Nao is an excellent narrator. She is clever, funny and honest, even when she reveals things about herself that are not so flattering. Much of the diary is actually her story and how she got to meet and become influenced by Jiko, and it is a rather sad tale. Nao feels more American than Japanese because she lived in California until the recent move back to Japan. The transition to life in Japan was rough because her family had fallen on tough economic times and her father Hiruki #2 had become suicidal. (Hiruki #1, Jiko’s son and Hiruki #2’s uncle, died as a kamikaze pilot in WWII.) Nao does not fit in at her school and is bullied both psychologically and physically. She begins to skip and takes up writing a diary, the cover of which is the binding for Proust’s A la recherche du temps perdu — The Search for Lost Time. Someone has taken a copy of Proust’s work, ripped out the pages and replaced them with blanks. As Nao sits in a cafe writing, she muses, “…the problem of trying to write about the past really starts in the present: No matter how fast you write, you’re always stuck in the then and you can never catch up to what’s happening now, which means that now is pretty much doomed to extinction.” The fact that now and Nao are pronounced the same is not lost on our narrator or the reader (Ruth and us). Is Nao doomed to extinction? Will she commit suicide and if so, why?

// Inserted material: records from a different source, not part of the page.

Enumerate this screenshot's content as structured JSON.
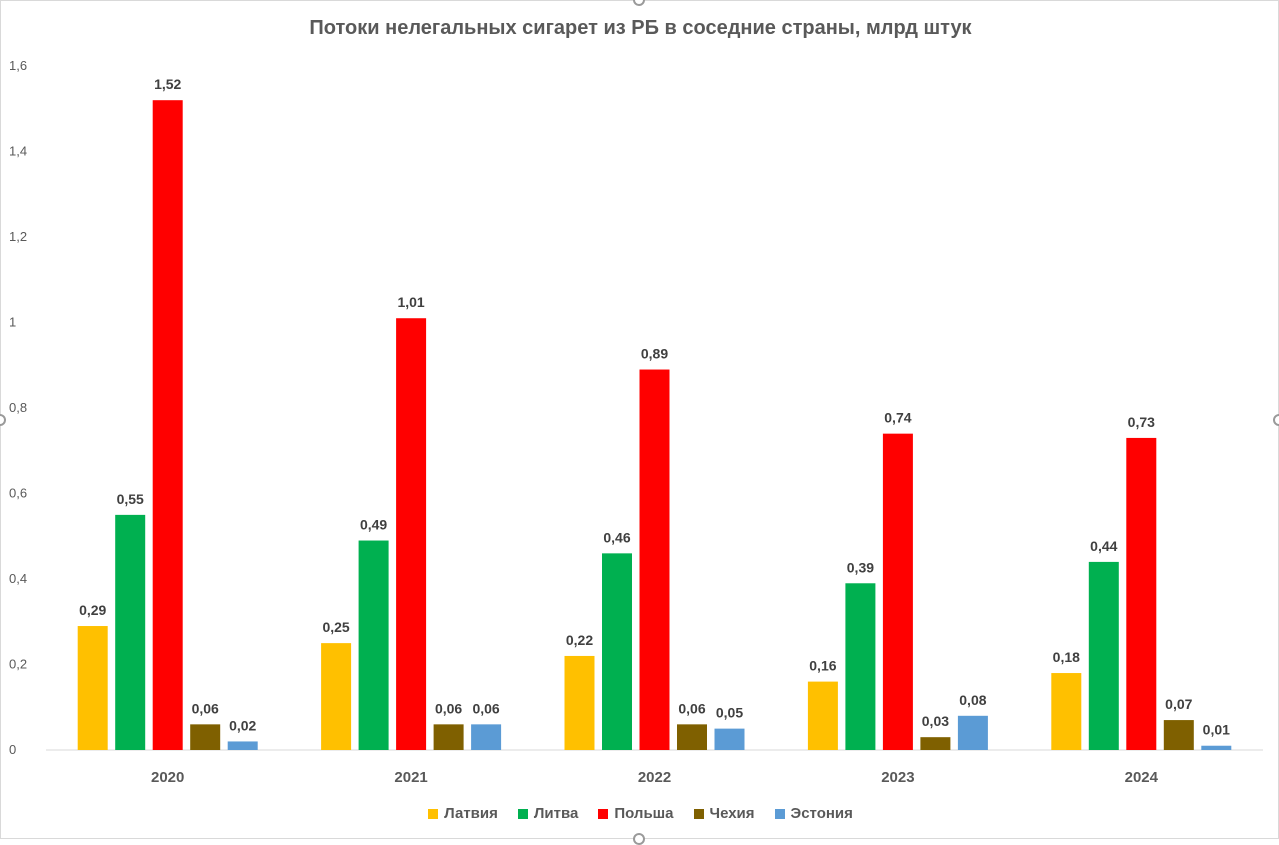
{
  "chart_data": {
    "type": "bar",
    "title": "Потоки нелегальных сигарет из РБ в соседние страны, млрд штук",
    "xlabel": "",
    "ylabel": "",
    "categories": [
      "2020",
      "2021",
      "2022",
      "2023",
      "2024"
    ],
    "ylim": [
      0,
      1.6
    ],
    "yticks": [
      "0",
      "0,2",
      "0,4",
      "0,6",
      "0,8",
      "1",
      "1,2",
      "1,4",
      "1,6"
    ],
    "grid": false,
    "legend_position": "bottom",
    "series": [
      {
        "name": "Латвия",
        "color": "#FFC000",
        "values": [
          0.29,
          0.25,
          0.22,
          0.16,
          0.18
        ],
        "labels": [
          "0,29",
          "0,25",
          "0,22",
          "0,16",
          "0,18"
        ]
      },
      {
        "name": "Литва",
        "color": "#00B050",
        "values": [
          0.55,
          0.49,
          0.46,
          0.39,
          0.44
        ],
        "labels": [
          "0,55",
          "0,49",
          "0,46",
          "0,39",
          "0,44"
        ]
      },
      {
        "name": "Польша",
        "color": "#FF0000",
        "values": [
          1.52,
          1.01,
          0.89,
          0.74,
          0.73
        ],
        "labels": [
          "1,52",
          "1,01",
          "0,89",
          "0,74",
          "0,73"
        ]
      },
      {
        "name": "Чехия",
        "color": "#7F6000",
        "values": [
          0.06,
          0.06,
          0.06,
          0.03,
          0.07
        ],
        "labels": [
          "0,06",
          "0,06",
          "0,06",
          "0,03",
          "0,07"
        ]
      },
      {
        "name": "Эстония",
        "color": "#5B9BD5",
        "values": [
          0.02,
          0.06,
          0.05,
          0.08,
          0.01
        ],
        "labels": [
          "0,02",
          "0,06",
          "0,05",
          "0,08",
          "0,01"
        ]
      }
    ]
  }
}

The stories of Jiko, her son and her grandson (Nao’s father) are full of pain and beauty. Jiko is especially awesome as she helps Nao discover her “SUPAPAWA” (superpower). Ruth’s place in the narrative is, I believe, similar to our own. She has her own backstory — a mother who died after battling Alzheimers, a stagnant writing career, a husband who loves the remoteness and isolation of the island while Ruth misses life in the city. But Ruth gets so drawn into Nao’s story that she forgets sometimes that Nao’s story is in the past. Since Nao’s story is non-fiction to Ruth, Ruth can put herself in it and try to track down Nao and her father through a university professor in California who knew them. Ruth, like the rest of us, wants more than the story is giving her and she helps propel it to its conclusion. In the last section of the novel, Ruth the character and Ruth Ozeki the writer teach us a little about quantum physics, quantum information and Schrödinger’s cat.
Ozeki’s connection of zen with quantum physics is brilliant. She’s taught me quite a lot about those heady topics and does it in a most engaging fashion. What some might call “magical realism” in the conclusion of the novel becomes more real than magical. That might be her SUPAPAWA — blurring the lines between reader and writer, between the real and the magical.